Today St. John’s is not vaguely the institution it used to be; it is a mockery, like seeing your grand-aunt flaunting a mini-skirt. Reading the university’s brochure you have not the faintest sense that it is a Christian or Catholic institution. The university has made enormous strides to accommodate secularism—has gone co-ed, has added to its faculty big names of commerce, downplays its Catholicity. Its president is not a priest but a Benedictine brother (an easy-going shrugger who cultivates rich donors, which wouldn’t have been tolerated by Abbot Alcuin who himself was university president); soon it would appear the next president may be a layman: all to conform to the leveling pop theology of Godfrey’s memory.

About two decades ago, when then Vice President Walter Mondale suddenly found he could not speak at its commencement (get it? The pro-abort Mondale addressing graduates at Abbot Alcuin’s school, a monastery supposed to emulate Benedict), somebody on the faculty erred grievously and invited me to make the graduation address in his stead. I accepted wityh alacrity before they could change their minds. What a hell of a mistake that was for them to commit.
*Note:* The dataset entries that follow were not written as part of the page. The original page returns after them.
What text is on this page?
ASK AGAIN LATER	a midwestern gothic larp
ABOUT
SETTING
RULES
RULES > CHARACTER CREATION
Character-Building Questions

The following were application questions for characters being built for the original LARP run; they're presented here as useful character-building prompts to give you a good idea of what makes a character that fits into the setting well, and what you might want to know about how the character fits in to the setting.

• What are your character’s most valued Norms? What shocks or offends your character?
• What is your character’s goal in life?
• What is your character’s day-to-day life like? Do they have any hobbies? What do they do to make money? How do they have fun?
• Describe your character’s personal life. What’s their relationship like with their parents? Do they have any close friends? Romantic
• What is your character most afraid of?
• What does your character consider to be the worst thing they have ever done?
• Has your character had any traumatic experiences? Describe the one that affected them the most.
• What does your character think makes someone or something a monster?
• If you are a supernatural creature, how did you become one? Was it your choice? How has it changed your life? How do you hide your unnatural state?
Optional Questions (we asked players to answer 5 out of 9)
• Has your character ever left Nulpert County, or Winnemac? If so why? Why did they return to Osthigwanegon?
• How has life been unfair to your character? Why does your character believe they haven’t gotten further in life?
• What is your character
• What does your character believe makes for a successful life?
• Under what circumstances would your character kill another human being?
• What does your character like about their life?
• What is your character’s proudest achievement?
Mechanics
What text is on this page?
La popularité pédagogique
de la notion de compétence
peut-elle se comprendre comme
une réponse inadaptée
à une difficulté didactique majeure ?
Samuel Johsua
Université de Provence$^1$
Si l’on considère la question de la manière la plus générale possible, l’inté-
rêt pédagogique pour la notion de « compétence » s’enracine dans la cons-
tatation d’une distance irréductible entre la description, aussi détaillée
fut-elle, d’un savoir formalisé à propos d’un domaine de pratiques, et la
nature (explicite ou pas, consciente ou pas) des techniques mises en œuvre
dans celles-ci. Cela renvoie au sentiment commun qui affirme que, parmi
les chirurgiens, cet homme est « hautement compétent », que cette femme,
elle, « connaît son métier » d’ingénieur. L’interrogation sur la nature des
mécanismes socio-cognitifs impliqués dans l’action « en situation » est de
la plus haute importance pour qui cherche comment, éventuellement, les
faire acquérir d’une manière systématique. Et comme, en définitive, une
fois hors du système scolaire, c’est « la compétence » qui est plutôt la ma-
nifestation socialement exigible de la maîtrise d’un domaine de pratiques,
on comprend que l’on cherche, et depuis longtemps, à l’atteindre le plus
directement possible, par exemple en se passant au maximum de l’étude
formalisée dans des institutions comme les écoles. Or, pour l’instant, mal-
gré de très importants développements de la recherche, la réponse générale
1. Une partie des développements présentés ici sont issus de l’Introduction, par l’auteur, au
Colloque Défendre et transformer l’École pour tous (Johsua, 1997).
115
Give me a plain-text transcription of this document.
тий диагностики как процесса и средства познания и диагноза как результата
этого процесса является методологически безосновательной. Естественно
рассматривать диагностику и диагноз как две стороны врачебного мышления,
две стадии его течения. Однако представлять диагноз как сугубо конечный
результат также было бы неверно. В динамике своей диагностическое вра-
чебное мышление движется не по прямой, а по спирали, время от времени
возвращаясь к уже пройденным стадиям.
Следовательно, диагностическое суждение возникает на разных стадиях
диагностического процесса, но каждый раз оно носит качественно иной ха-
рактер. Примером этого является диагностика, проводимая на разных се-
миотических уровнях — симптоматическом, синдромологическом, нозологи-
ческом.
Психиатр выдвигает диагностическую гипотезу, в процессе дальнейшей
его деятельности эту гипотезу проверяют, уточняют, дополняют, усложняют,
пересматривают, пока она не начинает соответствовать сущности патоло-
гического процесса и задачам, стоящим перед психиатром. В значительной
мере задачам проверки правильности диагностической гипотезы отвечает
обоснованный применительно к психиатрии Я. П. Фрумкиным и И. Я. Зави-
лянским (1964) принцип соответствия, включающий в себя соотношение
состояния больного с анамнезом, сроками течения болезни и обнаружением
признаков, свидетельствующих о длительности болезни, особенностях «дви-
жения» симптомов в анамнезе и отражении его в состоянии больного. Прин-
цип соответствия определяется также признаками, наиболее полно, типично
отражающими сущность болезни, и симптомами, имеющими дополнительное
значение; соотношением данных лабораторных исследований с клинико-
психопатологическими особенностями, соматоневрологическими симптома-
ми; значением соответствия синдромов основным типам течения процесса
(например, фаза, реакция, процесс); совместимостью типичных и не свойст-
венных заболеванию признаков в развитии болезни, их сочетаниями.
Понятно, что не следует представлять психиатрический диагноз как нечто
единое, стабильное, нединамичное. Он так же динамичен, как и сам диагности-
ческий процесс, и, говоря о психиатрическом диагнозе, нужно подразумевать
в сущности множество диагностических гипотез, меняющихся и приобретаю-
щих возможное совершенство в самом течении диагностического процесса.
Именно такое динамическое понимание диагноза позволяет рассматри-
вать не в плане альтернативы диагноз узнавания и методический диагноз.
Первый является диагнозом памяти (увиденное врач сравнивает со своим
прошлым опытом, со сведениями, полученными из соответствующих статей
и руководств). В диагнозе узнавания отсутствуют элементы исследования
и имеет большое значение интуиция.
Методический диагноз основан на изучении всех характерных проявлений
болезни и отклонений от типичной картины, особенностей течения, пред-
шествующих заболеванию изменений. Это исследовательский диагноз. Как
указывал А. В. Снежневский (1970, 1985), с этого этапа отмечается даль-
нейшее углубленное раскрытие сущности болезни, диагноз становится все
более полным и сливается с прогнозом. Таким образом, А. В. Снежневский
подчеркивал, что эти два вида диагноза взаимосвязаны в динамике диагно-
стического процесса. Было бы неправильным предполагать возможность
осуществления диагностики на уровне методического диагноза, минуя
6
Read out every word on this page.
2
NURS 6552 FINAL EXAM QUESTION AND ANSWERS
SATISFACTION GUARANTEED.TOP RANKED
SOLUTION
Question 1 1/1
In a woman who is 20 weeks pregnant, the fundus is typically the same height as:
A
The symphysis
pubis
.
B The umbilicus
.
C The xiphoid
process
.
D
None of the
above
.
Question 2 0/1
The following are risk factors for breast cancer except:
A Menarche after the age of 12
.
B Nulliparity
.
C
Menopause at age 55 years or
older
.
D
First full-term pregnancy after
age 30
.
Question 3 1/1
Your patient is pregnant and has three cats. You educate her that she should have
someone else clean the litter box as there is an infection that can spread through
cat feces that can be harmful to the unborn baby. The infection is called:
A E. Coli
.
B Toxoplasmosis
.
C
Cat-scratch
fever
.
What I said comes later but I knew when I completed it (the students and their parents gave it generally a standing salute but the faculty sat on its hands) I would never return.

This is written to further delineate the influence that came to bear on Eugene McCarthy—which is my view but which has not been said earlier. A special chair has been dedicated at St. John’s to his memory for “peace and justice.” Really. A man who after his presidential run scoffed hard-liners but secretly tried to get Mike Deaver to have him named as Reagan’s UN ambassador just to give a finger to his former Democratic allies whom he betrayed by abandoning his party. His legacy is not that he was a critic of Vietnam. It is this: Not satisfied with criticizing the Vietnam War for which he had voted and supported until he was turned down by his patron, Lyndon Johnson, for the vice presidency…Gene, whether he intended it or not…launched a generation far more than did the Kennedys which spurred a wave of cynicism about the government. It was and is pure Godfrey Diekmann: a canonization of secularism reflexive anti-Americanism in foreign-defense policy and ultra-liberalism in domestic.

Now we will return to our regularly scheduled duo bios.